Prove that some elements in $E$ are not uniquely representable as products of elements of $M$, e.g. $2(30) = (2(3))(4(2) + 2) = (2(1))(4(7) + 2)$.
We have to show that $e_1 \in E$ is representable as two products of even primes, so $e = (2r_1)(4a_1 + 2) = (2r_2)(4a_2 + 2)$ and so we end up with $$2(r_1a_1 - r_2a_2) = r_1 - r_2$$
Now we know the trivial solution is $r_1 = r_2 = 0$ but then $e = 0$. So we suppose $r_1 \neq r_2$. Then, $r_1 - r_2 = \text{even}$ necessarily; either $r_1, r_2$ are both odd or both even. But I do not know how to continue.
Basically the problem can be translated as: prove some number $k$ can be written in more than one way as $m\cdot n$ with $m$ even and $n$ a multiple of $2$ but not of $4$.
Let $k=2^rd$ with $d$ odd.
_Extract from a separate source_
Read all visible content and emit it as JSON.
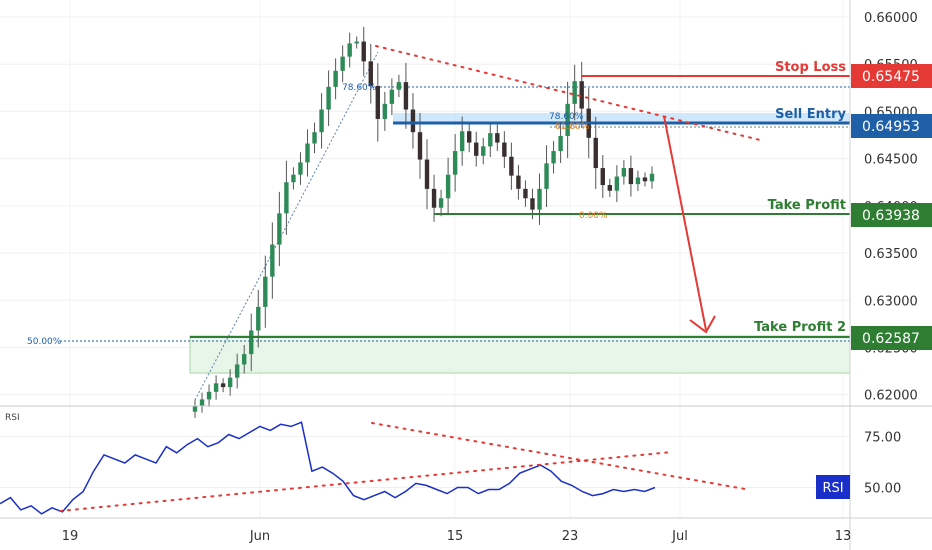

Notice that if $r<2$ there are zero representations of $k$. So we assume $r\geq 2$.
We prove that $k=2^rd$ has a unique representation as $m\cdot n$ with $m$ even and $n$ multiple of $2$ but not of $4$ if and only if $d=1$ or $r=2$ and $d$ is prime.
To see why notice that $n\cdot m=k$ satisfy the requirements if and only if $n=2^{r-1}{d'}$ with $d'|d$. So the number of representations is equal to the number of divisors of $d$, except in the case where $r=2$, in this case the number of representations is equal to the number of divisors of $d$ that are less than or equal to $d'$ (this is because both $m$ and $n$ are of the form $2*d'$ with $d'$ a divisor of $d$.